When Italian artist Maurizio Cattelan hung on a wall of the last edition of Miami Art Basel (2019) a banana with duct tape—a “work” which was, by the way, tagged at 120,000 US$—the reaction was immediate and furious, making it an instant (commercial and critical) success. The reaction –both in the press and in social media—revealed the way in which the general public perceives “art” and the “artistic object”, as the two main questions articulated in relation to the piece were, predictably, “how can that be art?” and “what does it mean?”
As was probably calculated by the artist, the reaction brought to the surface deep-seated beliefs that we, as a society, still espouse in relation to what art should be; the basic materiality (a banana) and the“poor” technique (duct tape applied over a wall) of the piece felt as not conforming to an idea what art is. More crucially, it is clear from the questions that the piece is suspect of not being art because its meaning is not accessible and, surely, art should mean something. But how should art be? Who establishes that parameter? And why should art mean anything at all?

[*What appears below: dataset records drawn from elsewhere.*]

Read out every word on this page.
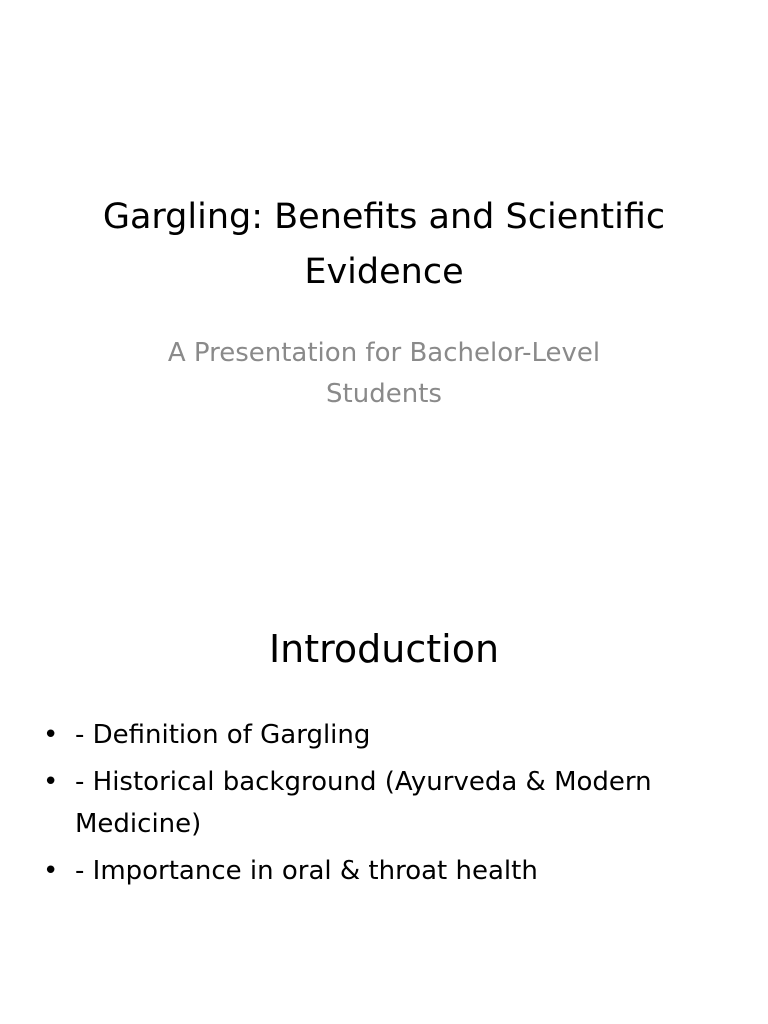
Gargling: Benefits and Scientific Evidence

A Presentation for Bachelor-Level Students

Introduction
• - Definition of Gargling
• - Historical background (Ayurveda & Modern Medicine)
• - Importance in oral & throat health
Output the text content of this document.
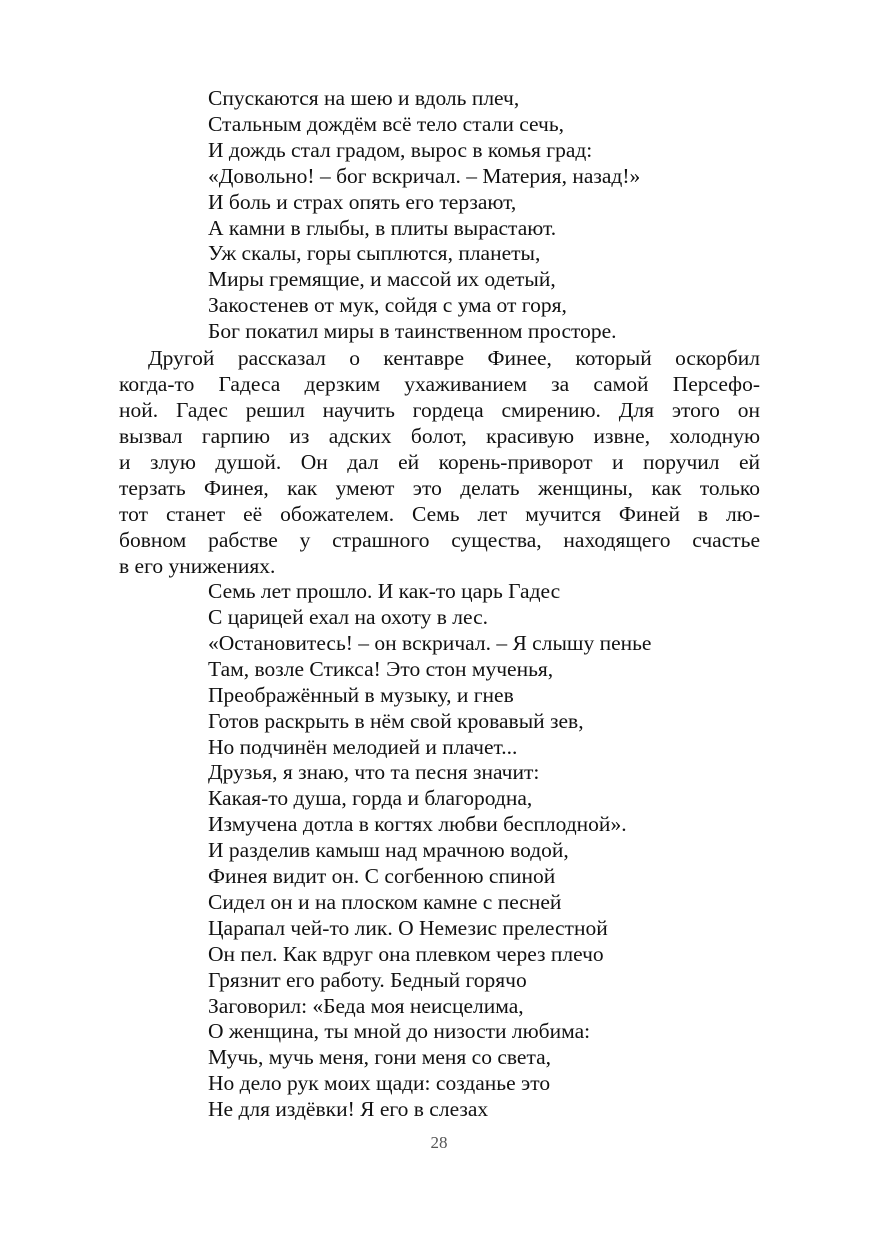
Спускаются на шею и вдоль плеч,
Стальным дождём всё тело стали сечь,
И дождь стал градом, вырос в комья град:
«Довольно! – бог вскричал. – Материя, назад!»
И боль и страх опять его терзают,
А камни в глыбы, в плиты вырастают.
Уж скалы, горы сыплются, планеты,
Миры гремящие, и массой их одетый,
Закостенев от мук, сойдя с ума от горя,
Бог покатил миры в таинственном просторе.
Другой рассказал о кентавре Финее, который оскорбил
когда-то Гадеса дерзким ухаживанием за самой Персефо-
ной. Гадес решил научить гордеца смирению. Для этого он
вызвал гарпию из адских болот, красивую извне, холодную
и злую душой. Он дал ей корень-приворот и поручил ей
терзать Финея, как умеют это делать женщины, как только
тот станет её обожателем. Семь лет мучится Финей в лю-
бовном рабстве у страшного существа, находящего счастье
в его унижениях.
Семь лет прошло. И как-то царь Гадес
С царицей ехал на охоту в лес.
«Остановитесь! – он вскричал. – Я слышу пенье
Там, возле Стикса! Это стон мученья,
Преображённый в музыку, и гнев
Готов раскрыть в нём свой кровавый зев,
Но подчинён мелодией и плачет...
Друзья, я знаю, что та песня значит:
Какая-то душа, горда и благородна,
Измучена дотла в когтях любви бесплодной».
И разделив камыш над мрачною водой,
Финея видит он. С согбенною спиной
Сидел он и на плоском камне с песней
Царапал чей-то лик. О Немезис прелестной
Он пел. Как вдруг она плевком через плечо
Грязнит его работу. Бедный горячо
Заговорил: «Беда моя неисцелима,
О женщина, ты мной до низости любима:
Мучь, мучь меня, гони меня со света,
Но дело рук моих щади: созданье это
Не для издёвки! Я его в слезах
28
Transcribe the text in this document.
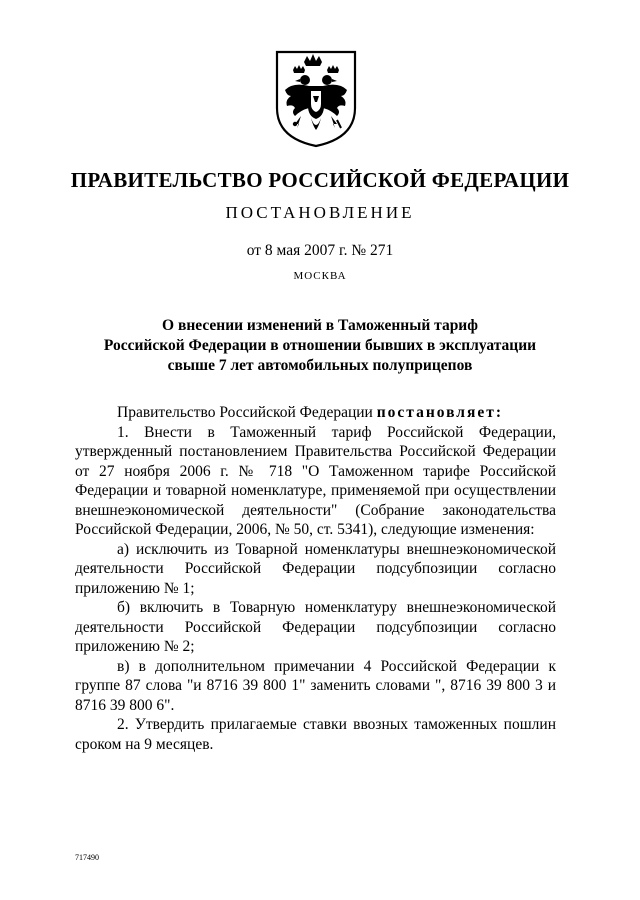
ПРАВИТЕЛЬСТВО РОССИЙСКОЙ ФЕДЕРАЦИИ
ПОСТАНОВЛЕНИЕ
от 8 мая 2007 г. № 271
МОСКВА
О внесении изменений в Таможенный тариф
Российской Федерации в отношении бывших в эксплуатации
свыше 7 лет автомобильных полуприцепов

Правительство Российской Федерации постановляет:

1. Внести в Таможенный тариф Российской Федерации, утвержденный постановлением Правительства Российской Федерации от 27 ноября 2006 г. № 718 "О Таможенном тарифе Российской Федерации и товарной номенклатуре, применяемой при осуществлении внешнеэкономической деятельности" (Собрание законодательства Российской Федерации, 2006, № 50, ст. 5341), следующие изменения:

а) исключить из Товарной номенклатуры внешнеэкономической деятельности Российской Федерации подсубпозиции согласно приложению № 1;

б) включить в Товарную номенклатуру внешнеэкономической деятельности Российской Федерации подсубпозиции согласно приложению № 2;

в) в дополнительном примечании 4 Российской Федерации к группе 87 слова "и 8716 39 800 1" заменить словами ", 8716 39 800 3 и 8716 39 800 6".

2. Утвердить прилагаемые ставки ввозных таможенных пошлин сроком на 9 месяцев.

717490
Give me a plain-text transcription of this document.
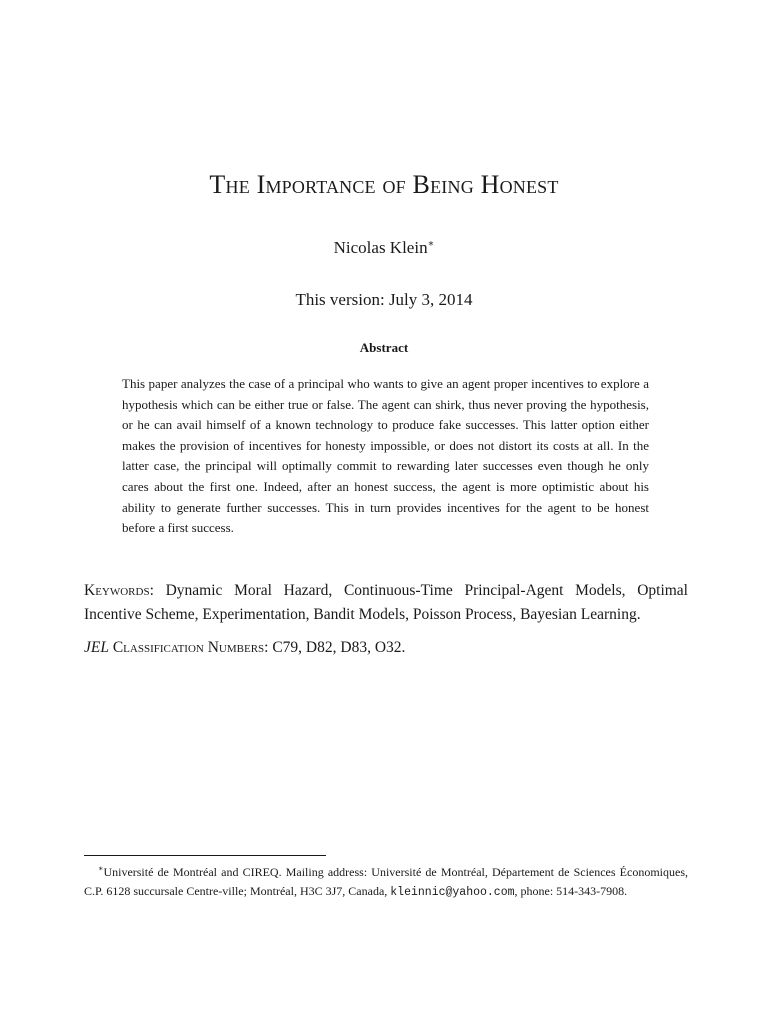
The Importance of Being Honest
Nicolas Klein∗
This version: July 3, 2014
Abstract
This paper analyzes the case of a principal who wants to give an agent proper incentives to explore a hypothesis which can be either true or false. The agent can shirk, thus never proving the hypothesis, or he can avail himself of a known technology to produce fake successes. This latter option either makes the provision of incentives for honesty impossible, or does not distort its costs at all. In the latter case, the principal will optimally commit to rewarding later successes even though he only cares about the first one. Indeed, after an honest success, the agent is more optimistic about his ability to generate further successes. This in turn provides incentives for the agent to be honest before a first success.
Keywords: Dynamic Moral Hazard, Continuous-Time Principal-Agent Models, Optimal Incentive Scheme, Experimentation, Bandit Models, Poisson Process, Bayesian Learning.
JEL Classification Numbers: C79, D82, D83, O32.
∗Université de Montréal and CIREQ. Mailing address: Université de Montréal, Département de Sciences Économiques, C.P. 6128 succursale Centre-ville; Montréal, H3C 3J7, Canada, kleinnic@yahoo.com, phone: 514-343-7908.
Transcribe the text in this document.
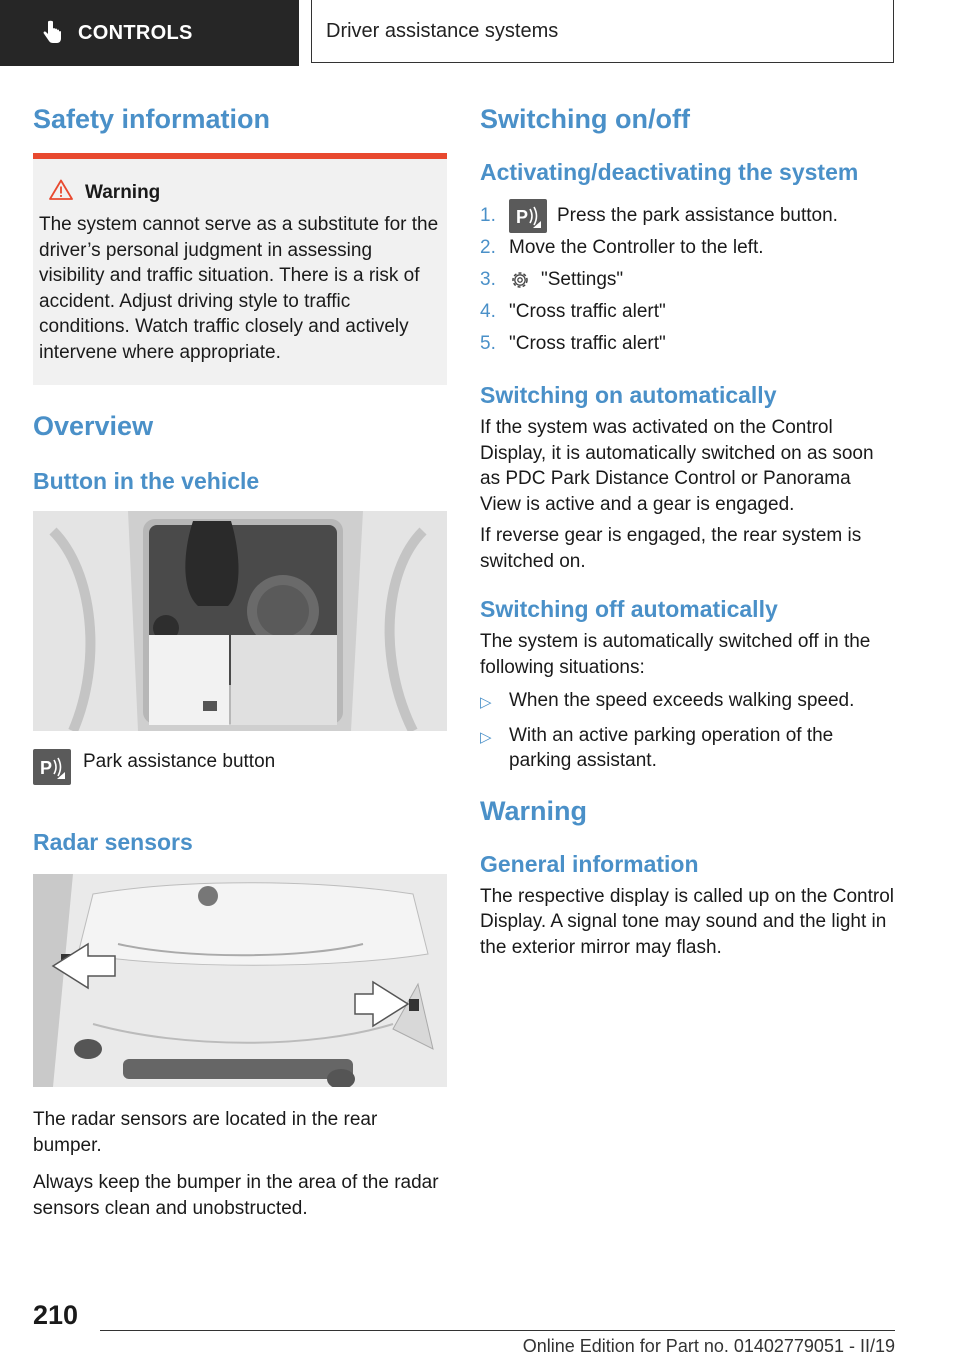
CONTROLS	Driver assistance systems
Safety information
Warning

The system cannot serve as a substitute for the driver’s personal judgment in assessing visibility and traffic situation. There is a risk of accident. Adjust driving style to traffic conditions. Watch traffic closely and actively intervene where appropriate.

Overview
Button in the vehicle
P Park assistance button

Radar sensors

The radar sensors are located in the rear bumper.

Always keep the bumper in the area of the radar sensors clean and unobstructed.

Switching on/off
Activating/deactivating the system
1.	P Press the park assistance button.
2. Move the Controller to the left.
3.	"Settings"
4. "Cross traffic alert"
5. "Cross traffic alert"
Switching on automatically

If the system was activated on the Control Display, it is automatically switched on as soon as PDC Park Distance Control or Panorama View is active and a gear is engaged.

If reverse gear is engaged, the rear system is switched on.

Switching off automatically

The system is automatically switched off in the following situations:

▷ When the speed exceeds walking speed.
▷ With an active parking operation of the parking assistant.
Warning
General information

The respective display is called up on the Control Display. A signal tone may sound and the light in the exterior mirror may flash.

210
Online Edition for Part no. 01402779051 - II/19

This survey course on (mostly Western) Contemporary art –which roughly goes from 1950 to 2010—is organized to give student the tools and information to answer such questions by themselves (to the extent that they can be answered). Structured around the contentious and slippery history of objecthood in art—how it started to erode circa 1870s until it basically disappeared by the late 1950s and how it has transformed itself even further after such dissapearance—the course presents a number of key works of art, primary texts and discussions to assist in the understanding of how our normative idea of art has changed radically over the decades.
Thus, through the systematic confrontation with a selected number of notable examples in each session, as well as exposure in the key discussions of the time, the course aims for students to be able to understand how, while art is not dead, it is very possible that we might be living in an era in which the once sacrosanct object of art might be as obsolete as a VHS tape or a cassette player. More crucially, the course aims for the student to understand how as the very idea of art has changed over the decades, ways in which the artistic community has come to understand its practice as well as the function we ascribe to it (what is supposedly doing in and for our society) has also, necessarily, shifted.